“Morning by morning, O Lord, you hear my voice”
(Please read Amos 8:11)
It was with full knowledge of the devastating effect of food famines, no doubt, that a lowly shepherd from Tekoa, prophesying against Israel, spoke the Lord’s words regarding a different kind of deprivation that was going to be visited on that rebellious people, whose worship was meaningless because their daily conduct did not live up to their professed religion. In the words of our text, it would be “not a famine of food or a thirst for water, but a famine of hearing the words of the Lord” (NIV).
What would the consequences be if this nation were to encounter a famine-size dearth of reading and hearing the words of the Lord? Some countries are already caught in such a thing, so severely that the very lives of Christians are at risk there. They surely need Christians’ help.
Even in our nation, where the Bible is a perennial bestseller, many people live virtually in a self-imposed famine of the words of the Lord, sometimes because of open enmity toward God.
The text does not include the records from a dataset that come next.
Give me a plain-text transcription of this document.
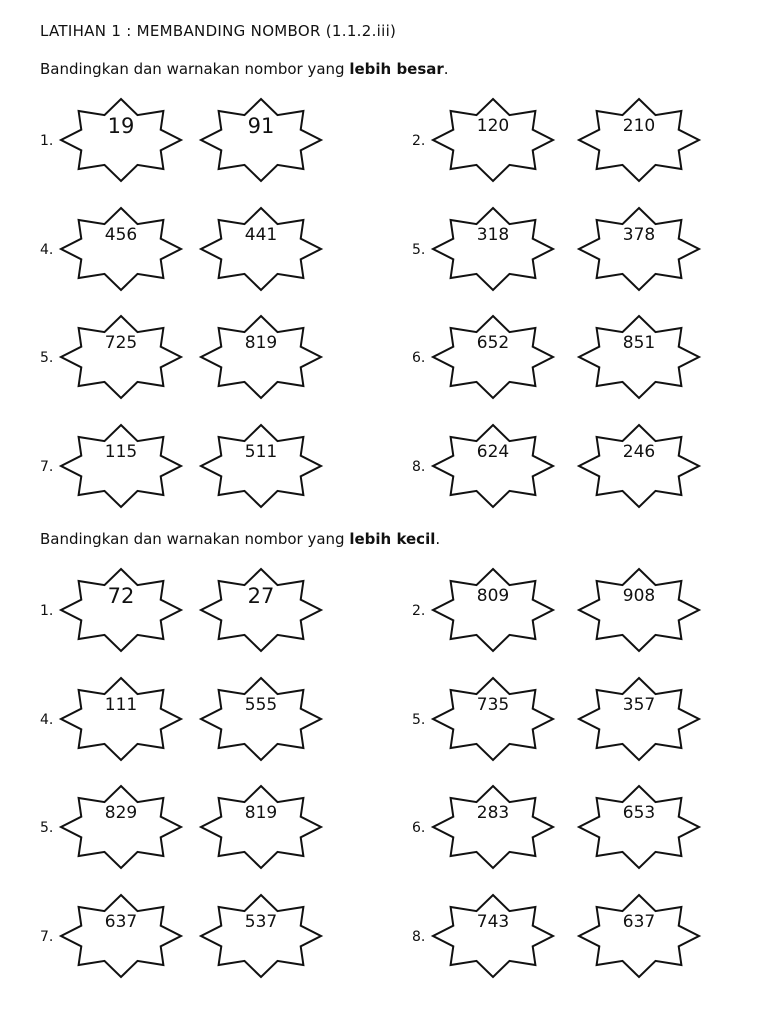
LATIHAN 1 : MEMBANDING NOMBOR (1.1.2.iii)
Bandingkan dan warnakan nombor yang lebih besar.
Bandingkan dan warnakan nombor yang lebih kecil.
1.
19	91
2.
120	210
4.
456	441
5.
318	378
5.
725	819
6.
652	851
7.
115	511
8.
624	246
1.
72	27
2.
809	908
4.
111	555
5.
735	357
5.
829	819
6.
283	653
7.
637	537
8.
743	637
Some foes of Christ think the world would be better if there were no Bibles, but they will never see their nefarious wish come true.When Paul was chained like a criminal, he rejoiced that “God’s word is not chained” (2 Timothy 2:9). That’s still true — unless we “chain” it ourselves by neglecting it. What a waste, to commit spiritual suicide by self-deprivation in a land of plenty!
As servants of a loving Savior, may we be able by word and example to encourage others to read and love the Good Book and move from famine to plenty.